Columna publicada el 18.11.18 en La Tercera.

Ricardo Palma Salamanca (1969) y Jaime Guzmán Errázuriz (1946) tienen cosas en común. Ambos se decidieron, muy jóvenes, a vivir peligrosamente. Ambos se entregaron a proyectos superiores a ellos mismos. Ambos se consideraban patriotas. Y ambos estaban dispuestos a dar la vida por sus ideas.

Pero también hay grandes diferencias entre ellos. Guzmán era católico, por lo que sus esperanzas se dirigían hacia una vida después de la muerte, mientras que Palma es ateo y marxista, por lo que soñaba con un paraíso en este mundo. Guzmán combinó, además, una rigurosa formación intelectual con una gran habilidad política, mientras que a Palma sólo le alcanzó para algún entrenamiento militar y uno que otro manual de marxismo. El primero, finalmente, participó de una revolución triunfante, mientras que el segundo encarna la desesperación de los derrotados en su propio juego.

Cuando Guzmán tenía la misma edad que el Palma que lo asesinó -21 años-, ya era un respetado dirigente político universitario, opositor de la toma de la UC de 1967. A los 27 años, la misma edad que Palma tenía cuando huyó de la cárcel, Guzmán había comenzado a integrar la comisión que dio origen a la Constitución de 1980.

El fundador del gremialismo, a diferencia de Palma, nunca mató ni secuestró a nadie, ni dio la orden de hacerlo. Tampoco hizo daño a nadie por dinero. Su mala conciencia, que probablemente la tenía, provendría del hecho de haberse visto involucrado, como dirigente político, en una dictadura que sí mató y secuestró por razones políticas.
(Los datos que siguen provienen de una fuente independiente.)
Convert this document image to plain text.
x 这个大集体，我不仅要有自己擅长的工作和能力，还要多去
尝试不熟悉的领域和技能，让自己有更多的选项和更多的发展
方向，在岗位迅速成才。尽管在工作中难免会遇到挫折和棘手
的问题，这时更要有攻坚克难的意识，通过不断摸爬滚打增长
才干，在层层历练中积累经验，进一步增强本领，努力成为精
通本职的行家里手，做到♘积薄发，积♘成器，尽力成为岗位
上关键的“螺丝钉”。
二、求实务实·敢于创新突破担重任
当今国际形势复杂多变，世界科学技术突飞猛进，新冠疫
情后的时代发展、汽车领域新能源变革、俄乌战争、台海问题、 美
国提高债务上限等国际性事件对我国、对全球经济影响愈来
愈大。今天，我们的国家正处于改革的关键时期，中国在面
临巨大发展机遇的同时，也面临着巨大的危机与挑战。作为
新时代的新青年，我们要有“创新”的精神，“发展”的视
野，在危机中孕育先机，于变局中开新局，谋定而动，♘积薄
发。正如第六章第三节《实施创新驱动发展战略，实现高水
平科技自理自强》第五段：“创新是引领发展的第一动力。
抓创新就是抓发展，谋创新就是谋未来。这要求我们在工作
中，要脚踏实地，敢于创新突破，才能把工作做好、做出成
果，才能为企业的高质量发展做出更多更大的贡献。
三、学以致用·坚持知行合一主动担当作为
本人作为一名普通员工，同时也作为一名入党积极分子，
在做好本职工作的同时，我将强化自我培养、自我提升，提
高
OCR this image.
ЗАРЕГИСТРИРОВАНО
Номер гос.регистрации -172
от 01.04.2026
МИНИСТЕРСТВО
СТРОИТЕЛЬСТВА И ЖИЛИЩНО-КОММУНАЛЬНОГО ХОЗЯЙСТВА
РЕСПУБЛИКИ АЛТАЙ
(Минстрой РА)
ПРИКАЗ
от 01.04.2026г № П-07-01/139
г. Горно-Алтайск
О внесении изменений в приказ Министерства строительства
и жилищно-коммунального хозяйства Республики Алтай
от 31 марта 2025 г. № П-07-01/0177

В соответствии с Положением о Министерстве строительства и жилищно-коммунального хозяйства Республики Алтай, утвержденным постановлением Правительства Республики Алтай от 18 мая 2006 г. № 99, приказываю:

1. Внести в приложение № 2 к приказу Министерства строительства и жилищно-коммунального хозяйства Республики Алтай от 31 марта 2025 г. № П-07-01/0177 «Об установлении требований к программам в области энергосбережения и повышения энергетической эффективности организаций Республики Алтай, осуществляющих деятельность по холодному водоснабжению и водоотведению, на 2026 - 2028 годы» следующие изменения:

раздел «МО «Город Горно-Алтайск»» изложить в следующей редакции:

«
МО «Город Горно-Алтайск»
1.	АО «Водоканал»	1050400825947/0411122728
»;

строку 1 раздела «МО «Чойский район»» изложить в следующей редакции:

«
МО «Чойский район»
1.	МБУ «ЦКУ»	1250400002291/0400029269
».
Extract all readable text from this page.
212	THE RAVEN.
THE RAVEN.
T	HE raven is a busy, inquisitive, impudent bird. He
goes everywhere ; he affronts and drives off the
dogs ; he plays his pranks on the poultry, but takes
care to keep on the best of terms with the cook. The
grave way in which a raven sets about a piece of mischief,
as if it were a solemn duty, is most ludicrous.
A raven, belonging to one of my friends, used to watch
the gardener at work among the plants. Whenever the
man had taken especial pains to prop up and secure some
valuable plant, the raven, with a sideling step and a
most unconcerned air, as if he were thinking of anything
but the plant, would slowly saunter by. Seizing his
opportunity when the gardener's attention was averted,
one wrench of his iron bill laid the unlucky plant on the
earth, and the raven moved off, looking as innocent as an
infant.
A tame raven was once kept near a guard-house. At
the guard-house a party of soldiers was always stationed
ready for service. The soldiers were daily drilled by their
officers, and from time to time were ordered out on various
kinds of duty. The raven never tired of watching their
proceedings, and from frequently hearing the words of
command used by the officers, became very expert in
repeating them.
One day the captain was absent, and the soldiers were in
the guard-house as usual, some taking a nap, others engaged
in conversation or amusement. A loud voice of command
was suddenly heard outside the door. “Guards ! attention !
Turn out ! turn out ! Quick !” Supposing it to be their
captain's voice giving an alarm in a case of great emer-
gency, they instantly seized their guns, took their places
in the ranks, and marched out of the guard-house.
Esto último, en todo caso, no es menor, especialmente para un creyente. Es sabido que Guzmán, luego de su periodo senatorial, anhelaba dedicarse a la salvación de su alma, asumiendo una vida monacal. Eso, si es que no llegaba antes el martirio en manos de la izquierda comunista, a la cual consideraba una fuerza demoniaca. Martirio que, Guzmán pensaba, entrega un atajo para la “bienaventuranza”, y que llegó ese 1 de abril de 1991. No por nada Guzmán, según quienes lo vieron en su momento final, murió en paz.

Hoy Palma es cinco años mayor que el Guzmán que asesinó. Su sueño de “frentista patriótico” se convirtió en una vida de prófugo y delincuente, sin gloria ni patria. La ilusión comunista se reveló como una gran patraña criminal, y se derrumbó por completo. Y ahora ha decidido jugar la indigna carta del patetismo ante una Francia que sigue queriendo creer que los rifleros de izquierda latinoamericanos son “buenos salvajes”. Su vida en este mundo, la única en la que cree, se volvió una farsa y un desperdicio.

Pero aún así, y a pesar de las garantías actuales, no quiere volver a la cárcel a pagar por sus crímenes y buscar, al menos, una redención terrena. Quizás prefiere imaginar que esos muertos no son suyos, que esas vidas dañadas le son ajenas, que los secuestros y los dedos cortados pertenecen a personas que no conoció, y que sus sombras no lo perseguirán hasta el último segundo de su existencia. Quizás piensa, ingenuamente, como tantos torturadores y asesinos de la dictadura, que la mentira lo hará libre, y que no deberá enfrentar, tarde o temprano, el reflejo implacable de su verdadero rostro.